I attended at the great session during the VMworld Europe: INF5898 - vSphere High Availability (HA) Best Practices. VMware introduced a new useful feature with vSphere 6.0 - VM Component Protection. This is a new option of VMware HA that protects VMs from Permanent Device Loss (PDL) and All Paths Down (APD).
This post covers the following topics:
- PDL and APD definitions and occurs.
- HA Response for Datastore with Permanent Device Loss or All Paths Down.
- Configuration of VM Component Protection (VMCP).
When does occur the Permanent Device Loss (PDL)?
A PDL happens when the device is unavailable. Some reasons as examples:
- ESXi host remove from Array's Storage Group.
- Removing a WWN of Storage ports from the zone configuration.
- Failed LUN.
In the PDL state, Storage Array can communicate with the host (still all paths are up) but issuing SCSI sense codes indicating that the device is unavailable. When ESXi detects a PDL states, the host will stop sending I/O requests to the Storage Array.
What is All Paths Down (APD)?
In this case, there is no connection between Storage Array and the Host (no PDL SCSI sense returned from the Storage Array).

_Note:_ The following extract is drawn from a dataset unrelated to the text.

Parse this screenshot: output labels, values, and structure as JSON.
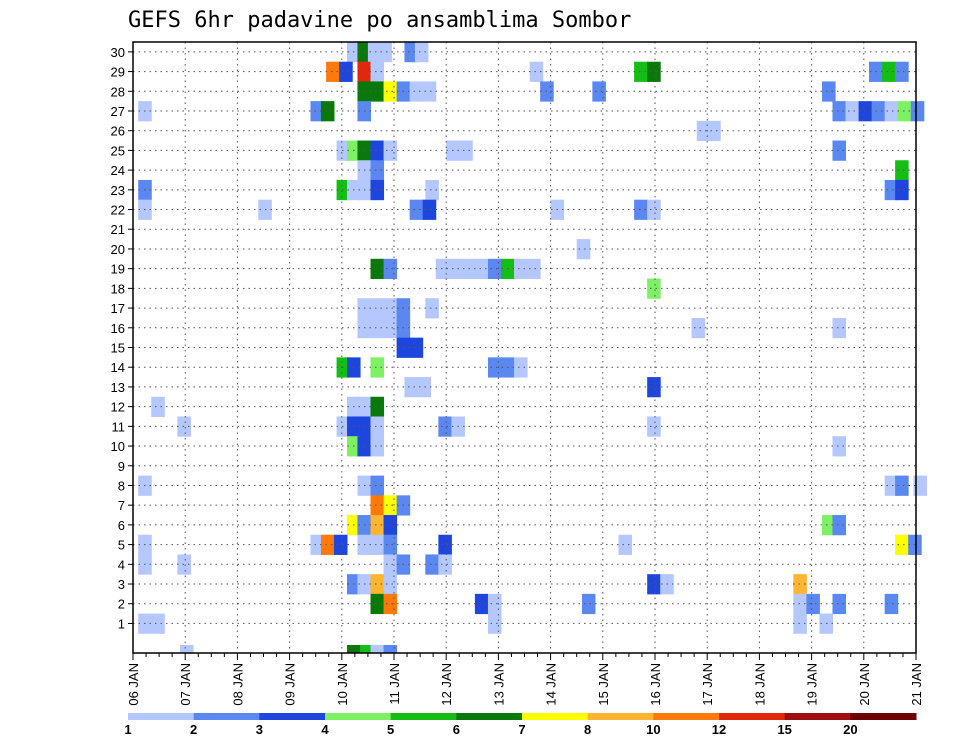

Some reasons:
- FC Switch failure.
- FC HBA failure.
However, as ESXi host does not have enough information if the device may return or not, there is a special period known as the APD Timeout (by default 140 seconds or change the advanced setting per host: Misc.APDTimeout) to wait until the device is marked as APD.

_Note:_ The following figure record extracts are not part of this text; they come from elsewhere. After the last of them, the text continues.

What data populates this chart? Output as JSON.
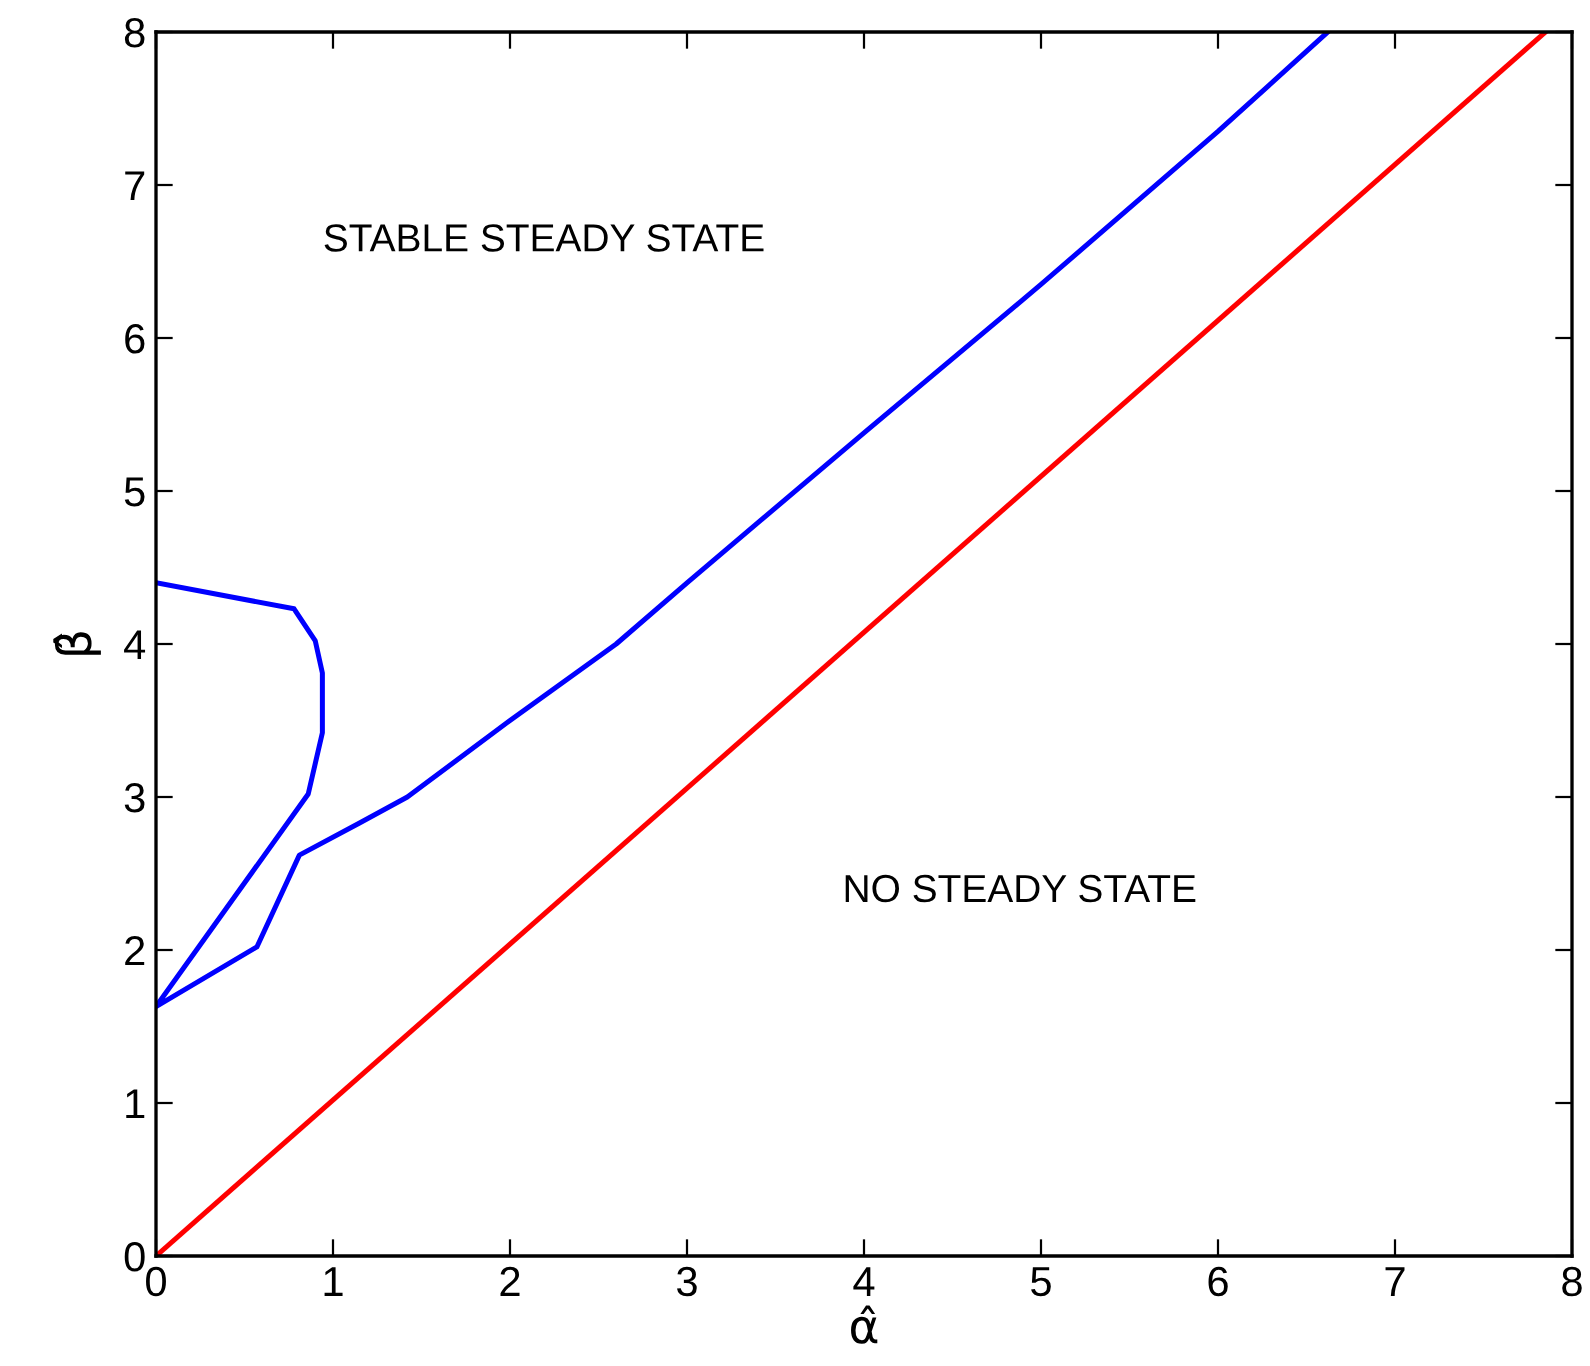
{
  "chart_data": {
    "type": "line",
    "xlabel": "α̂",
    "ylabel": "β̂",
    "xlim": [
      0,
      8
    ],
    "ylim": [
      0,
      8
    ],
    "xticks": [
      0,
      1,
      2,
      3,
      4,
      5,
      6,
      7,
      8
    ],
    "yticks": [
      0,
      1,
      2,
      3,
      4,
      5,
      6,
      7,
      8
    ],
    "grid": false,
    "marker": "none",
    "line_style": "solid",
    "series": [
      {
        "color": "#0000ff",
        "x": [
          0,
          0.78,
          0.9,
          0.94,
          0.94,
          0.86,
          0,
          0.57,
          0.81,
          1.15,
          1.42,
          2.0,
          2.6,
          3.0,
          4.0,
          5.0,
          6.0,
          6.62
        ],
        "values": [
          4.4,
          4.23,
          4.02,
          3.81,
          3.42,
          3.02,
          1.63,
          2.02,
          2.62,
          2.83,
          3.0,
          3.5,
          4.0,
          4.4,
          5.38,
          6.35,
          7.35,
          8.0
        ]
      },
      {
        "color": "#ff0000",
        "x": [
          0,
          7.85
        ],
        "values": [
          0,
          8
        ]
      }
    ],
    "annotations": [
      "STABLE STEADY STATE",
      "NO STEADY STATE"
    ]
  }
}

The below figure presents VMCP Recovery Timeline:
How to configure VM Component Protection (VMCP)?
To enable and configure VM Component Protection (VMCP) you have to use the Web Client. Just edit HA settings and enable the following option: Protect against Storage Connectivity Loss.
As shown on the above figure, there are following options with parameters:
- Response for Datastore with Permanent Device Loss (PDL)
- Issue events – No action, only an event when a PDL has occurred.
- Power off and restart VMs
- Response for Datastore with All Paths Down (APD)
- Issue events – No action, only an event when an APD has occurred
- Power off and restart VMs (conservative) – Restart only if if there is sufficient capacity on healthy hosts.
- Power off and restart VMs (aggressive)
- Delay for VM failover for APD - When the APD Timeout has been reached (default: 140 seconds) VMCP will wait an additional period of time (3 minutes) before taking action against the affected VMs.
- Response for APD recovery after APD timeout
- Reset VMs – Hard reset of the VMs.
The VM Component Protection is a powerful feature that can help us to minimize influence of storage problems to our VMware infrastructure.